19.2.4. Il bit setgid

L'attributo Setuid si usa con gli utenti. Per i gruppi, esiste l'attributo Setgid, che permette di eseguire un programma con l'ID di gruppo con la quale sia stato salvato, indipendentemente dall'utente che lo abbia avviato. Pertanto, per una directory con l'attibuto setgid, tutti i vuovi file e le nuove sottodirectory vengono attribuite al gruppo a cui appartiene la directory. Vediamo un esempio:

drwxrwsr--   2 tux archive    48 Nov 19 17:12 backup

Potete notare il bit impostato a s per i permessi del gruppo. Il proprietario della directory e i membri del gruppo archive possono accedere. Gli utenti che sono membri di questo grupppo sono “mappati” al rispettivo gruppo, il gruppo effettivo di tutti i file creati sarà impostato a archive. Per esempio: un programma di backup che viene eseguito con ID del gruppo uguale a archive, avrà accesso alla directory pur non essendo root.

19.2.5. Il bit sticky

Oltre a setuid e setgid, vi presentiamo anche il cosiddetto sticky bit. Questo bit viene usato con i programmi eseguibili e con le directory. Per i file, lo "sticky bit" non si usa quasi più ed è interessante solo dal punto di vista storico: era usato per indicare che il file doveva essere caricato nella memoria RAM per consentire un accesso più rapido. Attribuendo questo bit ad una directory, si può impedire che gli utenti si cancellino dei file a vicenda (i file di una directory con questo attributo possono essere cancellati solo dai proprietari). Un esempio tipico sono le directory /tmp e/var/tmp:

drwxrwxrwt   2 root  root   1160 2002-11-19 17:15 /tmp
  

19.2.6. Access Control List

Al tradizionale concetto dei diritti sui file e directory di Linux, descritto nei paragrafi precedenti, si aggiungono le cosiddette ACL Access Control Lists che consentono di dare il diritto di accesso oltre al proprietario e al gruppo proprietario anche da altri utenti e gruppi.
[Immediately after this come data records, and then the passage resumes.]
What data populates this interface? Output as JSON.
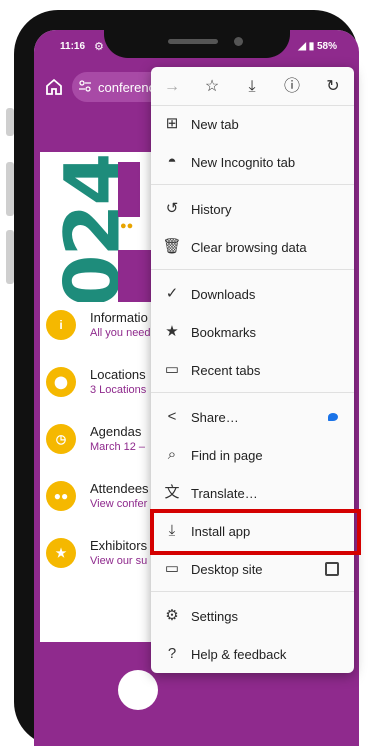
{
  "status_bar": {
    "time": "11:16",
    "battery": "58%"
  },
  "toolbar": {
    "url": "conferenc"
  },
  "hero": {
    "year": "2024"
  },
  "list_items": [
    {
      "title": "Informatio",
      "subtitle": "All you need",
      "icon": "info-icon"
    },
    {
      "title": "Locations",
      "subtitle": "3 Locations",
      "icon": "location-pin-icon"
    },
    {
      "title": "Agendas",
      "subtitle": "March 12 –",
      "icon": "clock-icon"
    },
    {
      "title": "Attendees",
      "subtitle": "View confer",
      "icon": "people-icon"
    },
    {
      "title": "Exhibitors",
      "subtitle": "View our su",
      "icon": "star-icon"
    }
  ],
  "menu": {
    "top_icons": [
      "forward-icon",
      "bookmark-star-icon",
      "download-icon",
      "info-icon",
      "reload-icon"
    ],
    "items": [
      {
        "label": "New tab",
        "icon": "new-tab-icon"
      },
      {
        "label": "New Incognito tab",
        "icon": "incognito-icon"
      },
      {
        "label": "History",
        "icon": "history-icon"
      },
      {
        "label": "Clear browsing data",
        "icon": "trash-icon"
      },
      {
        "label": "Downloads",
        "icon": "downloads-icon"
      },
      {
        "label": "Bookmarks",
        "icon": "bookmarks-icon"
      },
      {
        "label": "Recent tabs",
        "icon": "recent-tabs-icon"
      },
      {
        "label": "Share…",
        "icon": "share-icon"
      },
      {
        "label": "Find in page",
        "icon": "find-in-page-icon"
      },
      {
        "label": "Translate…",
        "icon": "translate-icon"
      },
      {
        "label": "Install app",
        "icon": "install-app-icon"
      },
      {
        "label": "Desktop site",
        "icon": "desktop-icon"
      },
      {
        "label": "Settings",
        "icon": "settings-icon"
      },
      {
        "label": "Help & feedback",
        "icon": "help-icon"
      }
    ]
  },
  "colors": {
    "brand": "#8f2a8d",
    "accent": "#f5b800",
    "teal": "#1e8c7b",
    "highlight": "#d40000"
  }
}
Le directory e file con diritti di accesso estesi si riconoscono dopo aver immesso un ls -l:

-rw-r--r--+  1 tux  projekt3   517 2003-01-08 18:12 Roadmap

A prima vista l'output del comando ls non è cambiato tanto. Il file Roadmap appartiene all 'utente tux che appartiene al gruppo progetto3. tux ha sia acceso in lettura che scrittura per questo file, il gruppo e gli altri hanno accesso in lettura. L'unica differenza rispetto ad un file senza ACL è rappresentato da un + nella prima colonna dei bit dei permessi.

Se volete avere dei dettagli inerenti alla ACL, immettete getfacl Roadmap:

# file: Roadmap
# owner: tux
# group: projekt3
user::rw-
user:jane:rw-       effective: r--
group::r--
group:djungle:rw-   effective: r--
mask::r--
other::---

Le prime tre righe non forniscono alcuna informazione aggiuntiva rispetto al comando ls -l. Qui vedete il nome del file, il proprietario e il gruppo. Dalla quarta riga alla nona avete le registrazioni delle ACL. I diritti sui file sono un sottoinsieme di quelli che possono essere stabiliti con l'aiuto delle ACL. Nell'ACL di esempio, il proprietario del file e l'utente jane hanno il diritto di lettura e di scrittura, dunque si tratta di una estensione (righe 4 e 5). Idem per i gruppi. Il gruppo del proprietario del file ha l'accesso in scrittura (riga 6), per il grupppo djungle vi è l'accesso in scrittura e lettura. La voce mask nell'ottava riga limita i diritti per l'utente jane ed il gruppo djungle al solo accesso in lettura. Gli altri utenti o gruppi non hanno alcun accesso (riga 9).

In questa sezione sono state presentate solo alcune informazioni elementari sulle ACL, per ulteriori informazioni consultate il Manuale di amministrazione.